The classifier is a small LLM fine-tuned to predict query complexity. This avoids the overhead of multi-step retrieval for simple queries and the inadequacy of single-step retrieval for complex ones.
Routing Logic¶
Query → [Complexity Classifier]
↓
┌──────┴──────┐──────────────┐
▼ ▼ ▼
Simple: Moderate: Complex:
No Single-step Multi-step
retrieval RAG iterative RAG
Benefits Over Self-RAG¶
-
No special training required for the main LLM — the classifier is trained separately; the generation model is unchanged.
-
More explicit routing — the decision is made by a dedicated classifier, not reflection tokens embedded in generation.
-
Easier to audit — routing decisions are explicit and logged.
Results¶
Adaptive-RAG achieves comparable or better performance to always-retrieve baselines while reducing total retrieval calls by ~40% on benchmarks where many queries are simple.
5. GraphRAG¶
Paper: From Local to Global: A Graph RAG Approach to Query-Focused Summarization (Edge et al., Microsoft, 2024)
Core Idea¶
Standard vector RAG retrieves by semantic similarity. This works well for specific fact lookup but fails for global questions about large corpora ("What are the main themes in this collection of documents?"). GraphRAG builds a knowledge graph from the document corpus and retrieves by traversing the graph.
Pipeline¶
Indexing phase:
-
Chunk documents (standard chunking).
-
Extract entities and relations — use an LLM to extract entity names, types, and relationships from each chunk.
-
Build knowledge graph — nodes are entities; edges are relationships between entities.
-
Community detection — apply the Leiden algorithm to identify clusters of tightly related entities (communities).
-
Generate community summaries — for each community, use an LLM to write a summary of what that community represents.
Query phase:
-
Global queries (themes, overview): use community summaries; generate a map-reduce answer across all relevant communities.
-
Local queries (specific facts): traverse the graph from the most relevant entity outward, collecting related nodes and their text chunks.
Leiden Algorithm¶
The Leiden algorithm (Traag et al., 2019) is used for community detection because:
-
It improves on the Louvain algorithm by guaranteeing that communities are internally well-connected (no disconnected subgraphs).
-
It produces a hierarchical decomposition — communities of communities — enabling multi-resolution retrieval.
GraphRAG vs. Vector RAG¶
| Dimension | Vector RAG | GraphRAG |
|---|---|---|
| Retrieval unit | Text chunk | Entity + its graph neighbourhood |
| Best for | Specific fact lookup | Multi-hop reasoning, thematic queries |
| Query type | "What did document X say about Y?" | "What are the main themes?" / "How are A and B related?" |
| Index size | Proportional to chunks | Proportional to entities + edges |
| Build cost | Low (embed chunks) | High (LLM extraction of entities + edges) |
| Update cost | Re-embed changed chunks | Re-extract entities from changed chunks |
Microsoft Implementation¶
Microsoft open-sourced a full GraphRAG implementation:
-
GitHub: microsoft/graphrag
-
Integrates with Azure OpenAI and Azure AI Search.
-
Provides both local (entity-centric) and global (community-centric) query modes.

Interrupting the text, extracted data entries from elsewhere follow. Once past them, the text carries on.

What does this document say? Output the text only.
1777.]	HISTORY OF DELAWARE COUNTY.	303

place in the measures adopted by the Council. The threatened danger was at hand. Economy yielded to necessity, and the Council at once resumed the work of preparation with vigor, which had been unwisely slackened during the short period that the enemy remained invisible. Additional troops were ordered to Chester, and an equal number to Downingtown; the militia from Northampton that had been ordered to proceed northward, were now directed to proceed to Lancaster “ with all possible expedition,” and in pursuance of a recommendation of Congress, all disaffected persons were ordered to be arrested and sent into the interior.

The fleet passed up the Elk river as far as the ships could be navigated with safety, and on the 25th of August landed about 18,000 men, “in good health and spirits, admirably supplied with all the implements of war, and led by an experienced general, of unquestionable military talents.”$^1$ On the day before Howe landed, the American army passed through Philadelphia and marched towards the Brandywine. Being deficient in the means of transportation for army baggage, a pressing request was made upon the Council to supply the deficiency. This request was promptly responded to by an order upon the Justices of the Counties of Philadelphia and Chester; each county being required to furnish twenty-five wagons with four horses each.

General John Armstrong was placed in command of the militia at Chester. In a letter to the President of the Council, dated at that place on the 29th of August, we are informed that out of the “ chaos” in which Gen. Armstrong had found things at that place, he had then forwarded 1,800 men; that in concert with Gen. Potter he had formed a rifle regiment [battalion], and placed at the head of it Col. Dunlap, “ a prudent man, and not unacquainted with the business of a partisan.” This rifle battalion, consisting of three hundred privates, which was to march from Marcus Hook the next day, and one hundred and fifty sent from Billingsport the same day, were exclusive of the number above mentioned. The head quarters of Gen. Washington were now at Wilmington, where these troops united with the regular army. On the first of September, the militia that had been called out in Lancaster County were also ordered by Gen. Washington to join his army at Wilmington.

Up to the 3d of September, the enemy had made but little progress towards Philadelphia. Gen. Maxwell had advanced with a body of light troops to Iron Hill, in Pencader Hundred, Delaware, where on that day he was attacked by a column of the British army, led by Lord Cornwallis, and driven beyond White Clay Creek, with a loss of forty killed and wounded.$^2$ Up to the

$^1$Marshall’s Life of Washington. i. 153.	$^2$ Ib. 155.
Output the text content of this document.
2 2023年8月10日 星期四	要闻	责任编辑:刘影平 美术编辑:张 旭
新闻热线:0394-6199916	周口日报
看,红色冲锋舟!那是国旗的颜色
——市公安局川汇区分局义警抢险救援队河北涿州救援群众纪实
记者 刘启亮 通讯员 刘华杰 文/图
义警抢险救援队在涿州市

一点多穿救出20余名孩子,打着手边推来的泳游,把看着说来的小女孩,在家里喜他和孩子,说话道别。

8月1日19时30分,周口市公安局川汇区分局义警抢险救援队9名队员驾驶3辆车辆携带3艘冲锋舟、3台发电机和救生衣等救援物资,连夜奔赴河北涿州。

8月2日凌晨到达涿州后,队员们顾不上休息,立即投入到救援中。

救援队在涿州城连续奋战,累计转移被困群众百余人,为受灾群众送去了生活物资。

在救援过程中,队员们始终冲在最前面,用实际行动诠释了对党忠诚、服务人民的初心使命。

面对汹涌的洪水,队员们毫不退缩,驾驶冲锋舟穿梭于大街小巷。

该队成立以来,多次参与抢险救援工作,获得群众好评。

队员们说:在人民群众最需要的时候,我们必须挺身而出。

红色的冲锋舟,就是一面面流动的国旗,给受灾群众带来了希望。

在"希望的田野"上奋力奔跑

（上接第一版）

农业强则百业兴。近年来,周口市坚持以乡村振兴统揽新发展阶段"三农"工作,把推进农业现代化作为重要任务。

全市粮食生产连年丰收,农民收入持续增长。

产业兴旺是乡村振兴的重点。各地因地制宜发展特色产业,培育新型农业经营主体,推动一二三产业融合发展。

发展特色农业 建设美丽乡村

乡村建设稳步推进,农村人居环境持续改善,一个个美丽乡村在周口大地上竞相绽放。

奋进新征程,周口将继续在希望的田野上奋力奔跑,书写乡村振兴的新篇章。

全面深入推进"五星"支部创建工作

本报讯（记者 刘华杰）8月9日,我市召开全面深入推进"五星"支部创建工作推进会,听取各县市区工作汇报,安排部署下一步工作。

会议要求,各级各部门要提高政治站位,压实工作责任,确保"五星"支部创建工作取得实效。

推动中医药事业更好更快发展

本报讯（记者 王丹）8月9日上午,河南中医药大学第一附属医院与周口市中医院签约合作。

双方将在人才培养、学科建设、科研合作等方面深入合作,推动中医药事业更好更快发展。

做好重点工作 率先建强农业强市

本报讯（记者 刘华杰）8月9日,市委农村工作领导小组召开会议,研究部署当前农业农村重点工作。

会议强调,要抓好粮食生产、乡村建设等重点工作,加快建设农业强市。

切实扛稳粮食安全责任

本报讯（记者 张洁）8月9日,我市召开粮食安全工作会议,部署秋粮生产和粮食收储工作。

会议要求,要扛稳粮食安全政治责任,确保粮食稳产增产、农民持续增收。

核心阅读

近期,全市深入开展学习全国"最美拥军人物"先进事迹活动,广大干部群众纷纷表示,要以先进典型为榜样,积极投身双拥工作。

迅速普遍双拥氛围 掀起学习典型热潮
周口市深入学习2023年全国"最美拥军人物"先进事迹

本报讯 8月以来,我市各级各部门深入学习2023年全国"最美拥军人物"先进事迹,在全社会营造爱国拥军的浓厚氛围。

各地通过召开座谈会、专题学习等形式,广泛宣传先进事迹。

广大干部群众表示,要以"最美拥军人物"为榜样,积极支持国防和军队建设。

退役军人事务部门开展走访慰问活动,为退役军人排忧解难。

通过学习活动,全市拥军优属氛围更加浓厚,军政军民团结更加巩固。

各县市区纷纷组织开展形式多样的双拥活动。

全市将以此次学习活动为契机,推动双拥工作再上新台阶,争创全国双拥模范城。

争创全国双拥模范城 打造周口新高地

6. Agentic RAG Architectures¶
Beyond individual techniques, Agentic RAG refers to full agent architectures that orchestrate multiple retrieval strategies.
RAG Agent with Tool Selection¶
User Query → [RAG Agent]
↓
[Tool Selection]
┌────────────────────────────┐
│ - vector_search(query) │
│ - graph_search(entities) │
│ - web_search(query) │
│ - code_exec(query) │
└────────────────────────────┘
↓
[Retrieved context]
↓
[Verification step] ← check faithfulness
↓
[Generate answer]
Multi-Agent RAG Pipeline¶
For complex research tasks, a multi-agent system where:
-
Orchestrator receives the query and decomposes it.
-
Retrieval agents — each specialised for a different source (vector DB, web, internal APIs).
-
Synthesis agent — combines and deduplicates retrieved content.
-
Generation agent — writes the final answer grounded in synthesised context.
-
Critic agent — verifies faithfulness; rejects or flags unsupported claims.